17 Ağustos 2024 Cumartesi

HİCR SURESİ MEALİ

1- Elif, Lâm, Ra. İşte bunlar kitabın ve apaçık okunanın ayetleridir.

2- İnkâr edenler nice zamanlar, "Keşke teslim olanlardan olsaydık" diye (ateşten çıkmayı) arzu edecekler.

3- Onları yemeye ve yararlanmaya ve beklentinin eğlendirmesine bırak. Artık onlar ileride bilecekler.

4- Ve şehirden hiçbirini yok etmedik ki, onun bilinmiş bir yazgısı olmasın.

5- Toplumdan hiçbiri son süresini öne alamaz ve sonralayamazlar.

6- 7- Ve (inkâr edenler): "Ey üzerine Hatırlatma indirilmiş olan, şüphesiz ki sen kesinlikle cinlenmişsin. Eğer doğru söyleyenlerden isen bize melekleri getirmeli değil miydin?" dediler.

8- Biz melekleri bir gerçek olmadıkça indirmeyiz. İndirdiğimiz takdirde de bakılmışlardan da olmazlar.

9- Şüphesiz ki Hatırlatmayı biz indirdik ve şüphesiz ki biz onu (Hatırlatmayı) kesinlikle (cin müdahalesinden de) koruyucularız.

10- Ve and olsun ki senden önce, önceki  (inkârcı) gruplara da (elçiler) gönderdik.

11- Onlara elçiden hiçbiri gelmezdi ki, ancak onunla alay etmemiş olsunlar.

12- İşte böylece biz onu (Hatırlatmayı) suçluların kalplerine böyle sokarız.

13- Ona (Hatırlatmaya) inanmazlar.

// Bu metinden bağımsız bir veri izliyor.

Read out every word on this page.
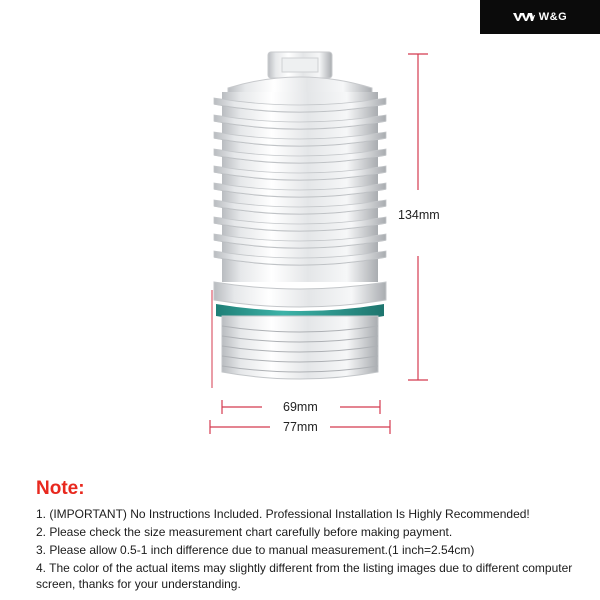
W&G
134mm
69mm
77mm
Note:
1. (IMPORTANT) No Instructions Included. Professional Installation Is Highly Recommended!
2. Please check the size measurement chart carefully before making payment.
3. Please allow 0.5-1 inch difference due to manual measurement.(1 inch=2.54cm)
4. The color of the actual items may slightly different from the listing images due to different computer screen, thanks for your understanding.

Oysa ki öncekilerin değişmeyen yasaları kesinlikle gelip geçmiştir.

14- 15- Ve üzerlerine gökten bir kapı açsak ta oradan yükseliyor olsalar, yine de kesinlikle: "Gözlerimiz ancak ve ancak sarhoşlaştırıldı. Aksine biz sihirlenmişler topluluğuyuz" diyeceklerdi.

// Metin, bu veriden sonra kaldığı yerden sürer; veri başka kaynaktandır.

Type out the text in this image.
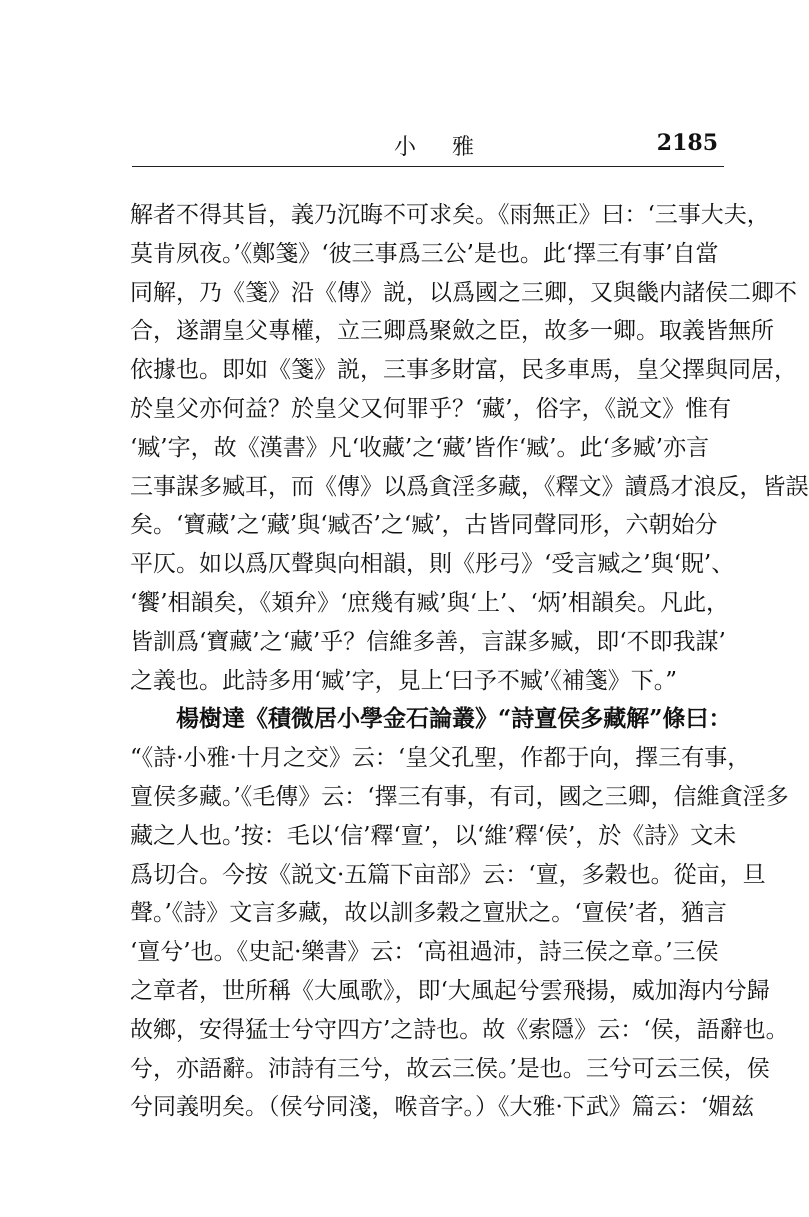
小雅	2185
解者不得其旨，義乃沉晦不可求矣。《雨無正》曰：‘三事大夫，
莫肯夙夜。’《鄭箋》‘彼三事爲三公’是也。此‘擇三有事’自當
同解，乃《箋》沿《傳》説，以爲國之三卿，又與畿内諸侯二卿不
合，遂謂皇父專權，立三卿爲聚斂之臣，故多一卿。取義皆無所
依據也。即如《箋》説，三事多財富，民多車馬，皇父擇與同居，
於皇父亦何益？於皇父又何罪乎？‘藏’，俗字，《説文》惟有
‘臧’字，故《漢書》凡‘收藏’之‘藏’皆作‘臧’。此‘多臧’亦言
三事謀多臧耳，而《傳》以爲貪淫多藏，《釋文》讀爲才浪反，皆誤
矣。‘寶藏’之‘藏’與‘臧否’之‘臧’，古皆同聲同形，六朝始分
平仄。如以爲仄聲與向相韻，則《彤弓》‘受言臧之’與‘貺’、
‘饗’相韻矣，《頍弁》‘庶幾有臧’與‘上’、‘炳’相韻矣。凡此，
皆訓爲‘寶藏’之‘藏’乎？信維多善，言謀多臧，即‘不即我謀’
之義也。此詩多用‘臧’字，見上‘曰予不臧’《補箋》下。”
　　楊樹達《積微居小學金石論叢》“詩亶侯多藏解”條曰：
“《詩·小雅·十月之交》云：‘皇父孔聖，作都于向，擇三有事，
亶侯多藏。’《毛傳》云：‘擇三有事，有司，國之三卿，信維貪淫多
藏之人也。’按：毛以‘信’釋‘亶’，以‘維’釋‘侯’，於《詩》文未
爲切合。今按《説文·五篇下亩部》云：‘亶，多穀也。從亩，旦
聲。’《詩》文言多藏，故以訓多穀之亶狀之。‘亶侯’者，猶言
‘亶兮’也。《史記·樂書》云：‘高祖過沛，詩三侯之章。’三侯
之章者，世所稱《大風歌》，即‘大風起兮雲飛揚，威加海内兮歸
故鄉，安得猛士兮守四方’之詩也。故《索隱》云：‘侯，語辭也。
兮，亦語辭。沛詩有三兮，故云三侯。’是也。三兮可云三侯，侯
兮同義明矣。（侯兮同淺，喉音字。）《大雅·下武》篇云：‘媚兹
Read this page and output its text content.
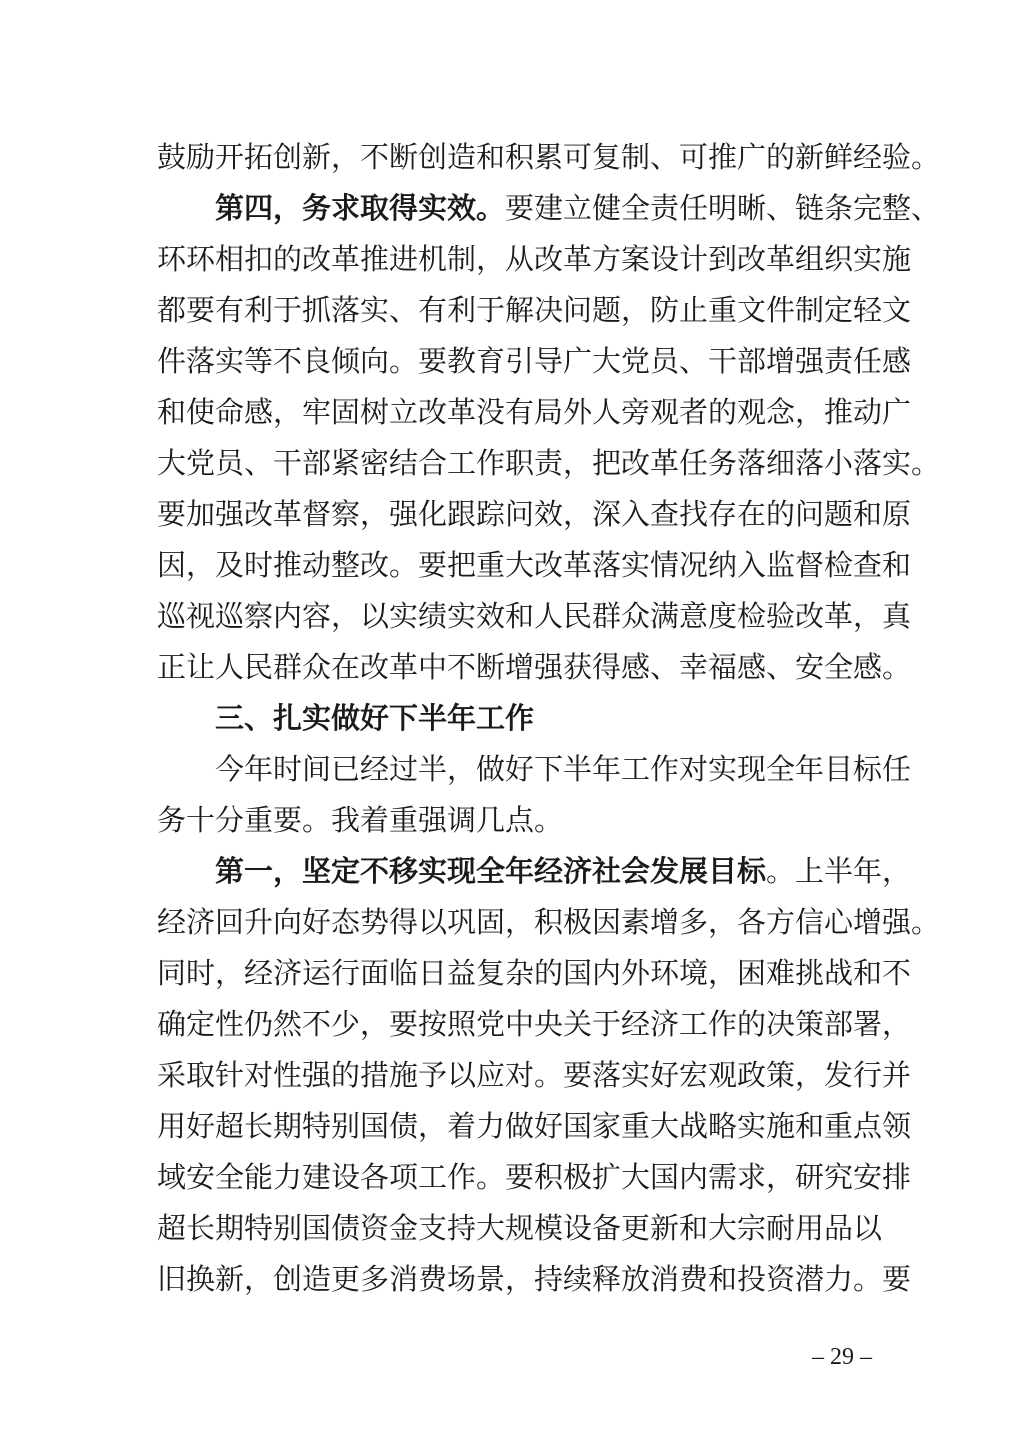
鼓励开拓创新，不断创造和积累可复制、可推广的新鲜经验。
第四，务求取得实效。要建立健全责任明晰、链条完整、
环环相扣的改革推进机制，从改革方案设计到改革组织实施
都要有利于抓落实、有利于解决问题，防止重文件制定轻文
件落实等不良倾向。要教育引导广大党员、干部增强责任感
和使命感，牢固树立改革没有局外人旁观者的观念，推动广
大党员、干部紧密结合工作职责，把改革任务落细落小落实。
要加强改革督察，强化跟踪问效，深入查找存在的问题和原
因，及时推动整改。要把重大改革落实情况纳入监督检查和
巡视巡察内容，以实绩实效和人民群众满意度检验改革，真
正让人民群众在改革中不断增强获得感、幸福感、安全感。
三、扎实做好下半年工作
今年时间已经过半，做好下半年工作对实现全年目标任
务十分重要。我着重强调几点。
第一，坚定不移实现全年经济社会发展目标。上半年，
经济回升向好态势得以巩固，积极因素增多，各方信心增强。
同时，经济运行面临日益复杂的国内外环境，困难挑战和不
确定性仍然不少，要按照党中央关于经济工作的决策部署，
采取针对性强的措施予以应对。要落实好宏观政策，发行并
用好超长期特别国债，着力做好国家重大战略实施和重点领
域安全能力建设各项工作。要积极扩大国内需求，研究安排
超长期特别国债资金支持大规模设备更新和大宗耐用品以
旧换新，创造更多消费场景，持续释放消费和投资潜力。要
– 29 –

16- Ve and olsun ki gökte kaleler var ettik ve onu bakanlar için süsledik.

17- Ve onu her taşlanan şeytandan koruduk.

18- Ancak (buna rağmen yine de) kulak hırsızlığı yapmaya kalkışan olursa, artık onu da apaçık bir ateş parçası takip eder.

19- Ve yeri uzattık ve oraya sabitlikler attık ve orada her şeyden tartılmış dengeli olarak bitirdik.

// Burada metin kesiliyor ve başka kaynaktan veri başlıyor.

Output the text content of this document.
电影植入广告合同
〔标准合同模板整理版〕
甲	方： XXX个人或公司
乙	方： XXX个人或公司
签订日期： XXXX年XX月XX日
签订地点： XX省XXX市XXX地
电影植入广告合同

20- Ve sizin için ve kendisi için rızık vericiler olmadığınız canlılar için, orada geçimlikler var ettik.

21- Ve hiçbir şey yoktur ki onun kaynağı bizim katımızda olmasın. Ve biz onu bilinmiş bir ölçüsü olmaksızın da indirmeyiz.

22- Ve rüzgârları aşılayıcılar olarak gönderdik ve böylelikle gökten su indirerek onunla sizi suladık. Ve oysa siz onun kaynağına sahip değilsiniz.

23- Ve şüphesiz ki biz kesinlikle diriltiriz ve öldürürüz. Ve biz varis olanlarız.

24- Ve and olsun ki içinizden öne geçenleri de bildik ve and olsun ki sonraya kalanları da bildik.

25- Ve şüphesiz ki senin Rabbin onları O sürüp toplayacaktır. Çünkü O, en doğru karar vericidir her şeyi bilicidir.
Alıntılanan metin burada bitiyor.